Alibaba has launched Qwen 3, a new generation of artificial intelligence models that possess advanced “hybrid” capabilities. These models are great at tackling complicated problem-solving tasks. Besides long-form answers, they can answer shorter, more straightforward questions quickly, so they’re flexible tools with many possible uses. The press release noted Alibaba’s plans to continue advancing AI capabilities and increasing its availability in over 100 languages.
The Qwen 3 models were carefully trained on an enormous set of data. This dataset includes textbooks, question-answer pairs, computer code snippets and more, totaling almost 36 trillion tokens. It is this transformative training that empowers the models to serve as many as 119 languages, making them usable and effective in a variety of environments. The Qwen 3 supports extensive parameters from 0.6 billion to 235 billion. This flexibility to prioritize different user needs and computational capabilities is highly valuable.
Of these released models, the largest public variant, Qwen3-32B, is notable for its strong performance comparable to that of proprietary AI systems.
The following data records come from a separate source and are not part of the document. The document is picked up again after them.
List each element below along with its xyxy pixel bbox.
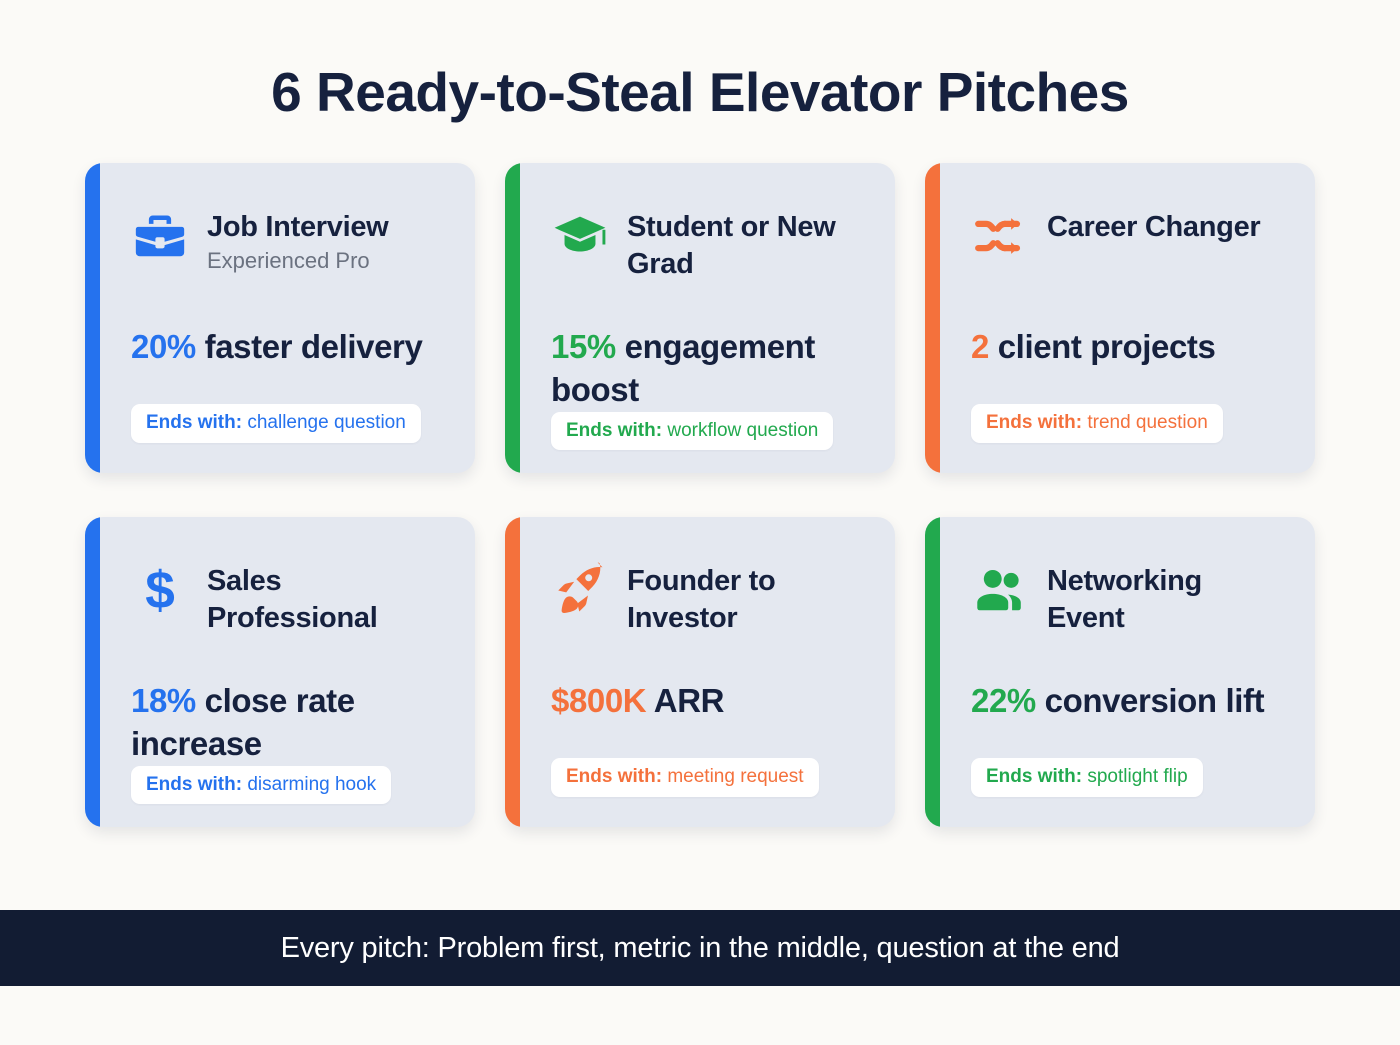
card-metric: 22% conversion lift — [971, 679, 1281, 723]
svg-text:$: $ — [145, 561, 175, 619]
ends-with-value: meeting request — [662, 766, 804, 787]
accent-bar — [505, 517, 520, 827]
page-title: 6 Ready-to-Steal Elevator Pitches — [0, 0, 1400, 123]
ends-with-value: workflow question — [662, 420, 818, 441]
metric-value: 20% — [131, 328, 196, 365]
card-metric: 2 client projects — [971, 325, 1281, 369]
accent-bar — [925, 517, 940, 827]
card-metric: 20% faster delivery — [131, 325, 441, 369]
metric-value: 2 — [971, 328, 989, 365]
pitch-card: Networking Event 22% conversion lift End… — [925, 517, 1315, 827]
metric-value: $800K — [551, 682, 646, 719]
ends-with-pill: Ends with: workflow question — [551, 412, 833, 451]
metric-rest: ARR — [646, 682, 724, 719]
card-metric: 18% close rate increase — [131, 679, 441, 766]
ends-with-label: Ends with: — [986, 412, 1082, 433]
card-title: Networking Event — [1047, 563, 1281, 637]
ends-with-value: challenge question — [242, 412, 406, 433]
graduation-cap-icon — [551, 207, 609, 265]
card-header: Networking Event — [971, 561, 1281, 653]
accent-bar — [85, 163, 100, 473]
pitch-card: Founder to Investor $800K ARR Ends with:… — [505, 517, 895, 827]
rocket-icon — [551, 561, 609, 619]
footer-text: Every pitch: Problem first, metric in th… — [281, 932, 1120, 965]
ends-with-pill: Ends with: trend question — [971, 404, 1223, 443]
briefcase-icon — [131, 207, 189, 265]
pitch-card-grid: Job Interview Experienced Pro 20% faster… — [0, 163, 1400, 827]
card-title: Job Interview — [207, 209, 388, 246]
card-header: Career Changer — [971, 207, 1281, 299]
ends-with-label: Ends with: — [986, 766, 1082, 787]
ends-with-pill: Ends with: meeting request — [551, 758, 819, 797]
pitch-card: $ Sales Professional 18% close rate incr… — [85, 517, 475, 827]
card-header-text: Student or New Grad — [627, 207, 861, 283]
ends-with-value: trend question — [1082, 412, 1208, 433]
card-title: Founder to Investor — [627, 563, 861, 637]
metric-rest: faster delivery — [196, 328, 423, 365]
metric-value: 15% — [551, 328, 616, 365]
card-header: Job Interview Experienced Pro — [131, 207, 441, 299]
ends-with-label: Ends with: — [146, 774, 242, 795]
card-metric: 15% engagement boost — [551, 325, 861, 412]
card-title: Student or New Grad — [627, 209, 861, 283]
card-header-text: Job Interview Experienced Pro — [207, 207, 388, 276]
ends-with-pill: Ends with: spotlight flip — [971, 758, 1203, 797]
ends-with-label: Ends with: — [146, 412, 242, 433]
metric-value: 22% — [971, 682, 1036, 719]
shuffle-arrows-icon — [971, 207, 1029, 265]
accent-bar — [505, 163, 520, 473]
accent-bar — [85, 517, 100, 827]
card-header: Founder to Investor — [551, 561, 861, 653]
footer-banner: Every pitch: Problem first, metric in th… — [0, 910, 1400, 986]
metric-value: 18% — [131, 682, 196, 719]
card-subtitle: Experienced Pro — [207, 247, 388, 276]
card-header-text: Networking Event — [1047, 561, 1281, 637]
ends-with-value: spotlight flip — [1082, 766, 1188, 787]
ends-with-pill: Ends with: disarming hook — [131, 766, 391, 805]
ends-with-label: Ends with: — [566, 420, 662, 441]
card-header-text: Sales Professional — [207, 561, 441, 637]
dollar-sign-icon: $ — [131, 561, 189, 619]
metric-rest: client projects — [989, 328, 1216, 365]
pitch-card: Job Interview Experienced Pro 20% faster… — [85, 163, 475, 473]
metric-rest: conversion lift — [1036, 682, 1264, 719]
card-header: Student or New Grad — [551, 207, 861, 299]
ends-with-label: Ends with: — [566, 766, 662, 787]
card-metric: $800K ARR — [551, 679, 861, 723]
ends-with-value: disarming hook — [242, 774, 376, 795]
card-header-text: Founder to Investor — [627, 561, 861, 637]
ends-with-pill: Ends with: challenge question — [131, 404, 421, 443]
people-icon — [971, 561, 1029, 619]
pitch-card: Career Changer 2 client projects Ends wi… — [925, 163, 1315, 473]
card-title: Career Changer — [1047, 209, 1260, 246]
card-title: Sales Professional — [207, 563, 441, 637]
accent-bar — [925, 163, 940, 473]
card-header: $ Sales Professional — [131, 561, 441, 653]
pitch-card: Student or New Grad 15% engagement boost… — [505, 163, 895, 473]
card-header-text: Career Changer — [1047, 207, 1260, 246]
In fact, it has already outperformed OpenAI’s o1 model on a variety of performance benchmarks, such as LiveBench, demonstrating its superior capability to produce high-quality responses. The Qwen-3-235B-A22B model exhibited outstanding capabilities in mathematical reasoning. It has surpassed OpenAI’s o3-mini on the AIME math benchmark and BFCL reasoning exam.
Moreover, Qwen-3-235B-A22B has demonstrated outstanding performance on Codeforces, outperforming both OpenAI’s o3-mini and Google’s Gemini 2.5 Pro. This point of accomplishment underscores Alibaba’s progress in AI reasoning and problem-solving capabilities. Filling that very role, the Qwen team previously underscored the model’s impressive capacity when they wrote,
“We have seamlessly integrated thinking and non-thinking modes, offering users the flexibility to control the thinking budget.”
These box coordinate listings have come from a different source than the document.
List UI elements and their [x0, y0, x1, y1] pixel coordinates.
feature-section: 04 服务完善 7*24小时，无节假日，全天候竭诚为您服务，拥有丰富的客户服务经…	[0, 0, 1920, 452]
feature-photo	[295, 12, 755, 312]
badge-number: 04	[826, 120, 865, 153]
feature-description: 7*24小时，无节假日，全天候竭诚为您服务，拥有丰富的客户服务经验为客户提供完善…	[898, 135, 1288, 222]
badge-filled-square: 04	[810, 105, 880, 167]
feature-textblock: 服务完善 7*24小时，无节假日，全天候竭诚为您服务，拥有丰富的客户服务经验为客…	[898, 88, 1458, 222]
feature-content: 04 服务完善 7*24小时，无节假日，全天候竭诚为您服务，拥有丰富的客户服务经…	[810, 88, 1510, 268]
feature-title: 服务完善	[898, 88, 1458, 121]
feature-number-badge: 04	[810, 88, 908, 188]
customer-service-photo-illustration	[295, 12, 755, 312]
Alibaba says that Qwen 3 has strong reasoning skills. It’s exceptional for its tool-calling capabilities and its remarkably literal follow-through with user commands. At the moment, the models are only available through Fireworks AI and Hyperbolic, cloud providers. That said, the most advanced variant, Qwen-3-235B-A22B, is currently not publicly available.
The release of Qwen 3 comes at an interesting time, as the global AI race continues to play out in increasingly rapid succession. According to industry experts, businesses are more interested than ever in both bespoke solutions and off-the-shelf models from established companies. Tuhin Srivastava remarked on this trend, saying,
“It reflects the reality that businesses are both building their own tools [as well as] buying off the shelf via closed-model companies like Anthropic and OpenAI.”
As geopolitical factors influence the AI market, particularly regarding U.S.-China trade relations, Srivastava pointed out the significance of open models like Qwen 3:
“The U.S. is doubling down on restricting sales of chips to China and purchases from China, but models like Qwen 3 that are state-of-the-art and open […] will undoubtedly be used domestically.”